Vance's name was circulated as a potential VP pick prior to the start of the Republican National Convention. The bestselling author of "Hillbilly Elegy" was once a notorious critic of Trump, but his about-face in recent years marks his capture of hearts and minds across the party. Vance maintains popularity in another key state for Trump: Ohio. If elected in November, the 39-year-old would become one of the youngest vice-presidents in history.

As recently as last week, party sources and front-runners alike said they weren't yet aware of Trump's final decision.

Security at RNC

Needless to say, security is facing increased scrutiny around the convention following the attempted assassination just a few days ago. But as of Sunday night, officials gave no indication that security, which has been meticulously planned for 18 months now and designated at the highest level, will change after the events of Saturday.

Wisconsin is an open carry state – meaning anyone who’s 18 or over, who isn’t barred from carrying a legal firearm, can do so in a public location even if they don’t have a permit or licence.

Therefore, there is nothing stopping people from openly carrying firearms in the outer security perimeter of the convention area in downtown Milwaukee. And law enforcement officials confirmed on Sunday that they won’t be making changes to the security plan.

Democratic Gov. Tony Evers asked the Secret Service to reconsider the plan, but the agency said on Sunday night it would not do so.

What's in the 2024 Republican platform?

Approved last week for formal adoption at the convention, the 2024 Republican Party Platform reasserts policy trends that Trump has made cornerstones of the MAGA movement.

Priorities include a crackdown on immigration, both at the U.S.-Mexico border and through what the platform calls "the largest deportation operation in American history"; America-first approaches to energy and manufacturing, defence spending and foreign policy; deregulation and tax cuts; reforms to "ensure election integrity"; and deference to hot-button social conservative issues including gender identity in schools, gun control and reproductive rights.

"In 2016, President Donald J. Trump was elected as an unapologetic Champion of the American People," reads the platform's preamble. "We will restore our Nation of, by, and for the People. We will Make America Great Again."

What about Project 2025?

The RNC is expected to showcase a meeting of the minds for the American conservative movement, but as election day nears, one force in that movement will hang over the proceedings that even Trump has kept at arm's length.

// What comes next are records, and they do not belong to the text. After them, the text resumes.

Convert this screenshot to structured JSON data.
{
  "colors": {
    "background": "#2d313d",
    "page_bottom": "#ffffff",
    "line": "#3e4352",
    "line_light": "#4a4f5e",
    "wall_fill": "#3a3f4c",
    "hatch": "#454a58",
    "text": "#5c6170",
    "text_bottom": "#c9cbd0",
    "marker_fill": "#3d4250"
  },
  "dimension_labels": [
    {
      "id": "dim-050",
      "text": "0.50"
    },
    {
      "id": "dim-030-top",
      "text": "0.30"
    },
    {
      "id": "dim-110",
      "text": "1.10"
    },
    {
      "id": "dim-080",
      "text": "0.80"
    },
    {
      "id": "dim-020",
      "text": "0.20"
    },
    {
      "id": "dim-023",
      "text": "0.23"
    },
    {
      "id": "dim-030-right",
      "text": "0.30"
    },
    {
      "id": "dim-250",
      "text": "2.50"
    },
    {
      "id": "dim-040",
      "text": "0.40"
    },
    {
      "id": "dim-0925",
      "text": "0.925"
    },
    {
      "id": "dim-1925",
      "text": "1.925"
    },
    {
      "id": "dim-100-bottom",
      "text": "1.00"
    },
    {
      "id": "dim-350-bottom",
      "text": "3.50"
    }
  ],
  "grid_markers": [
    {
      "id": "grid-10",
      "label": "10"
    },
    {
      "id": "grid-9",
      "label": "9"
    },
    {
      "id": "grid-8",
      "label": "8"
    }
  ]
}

Project 2025, a 900-page policy blueprint developed by conservative think tank The Heritage Foundation, has seized headlines in recent weeks as critics in the Biden campaign call it a plan to "consolidate presidential power for Trump's own revenge and retribution."

The authors of Project 2025 have made enemies of diversity, equity and inclusion programs, groups within the LGBTQ2S+ community, proponents of critical race theory, regulatory agencies and other bureaucrats, "progressive elites," environmentalists and some immigrant communities, to name a few.

Other policy proposals skew more fringe even among the right, such as to outlaw pornography or to shutter or break up and rearrange entire U.S. federal offices including the Departments of Education and Homeland Security.

Thus far, Trump has been largely mum toward the particulars of the project, claiming in a social media post Thursday, "I have not seen it, have no idea who is in charge of it, and, unlike our very well received Republican Platform, had nothing to do with it."

Nevertheless, a CNN review linked more than 140 former members of Trump's presidential administration to the project, and like The Heritage Foundation's other self-styled "Mandate[s] for Leadership" that go back to shortly before Ronald Reagan's first presidential term in 1980, Project 2025 is purpose-built to inform the staff, if not place directly in the hands, of the next conservative in the Oval Office.

"Indeed, one set of eyes reading these passages will be those of the 47th President of the United States," reads the plan's opening remarks.

"The [1980] book literally put the conservative movement and Reagan on the same page, and the revolution that followed might never have been, save for this band of committed and volunteer activists."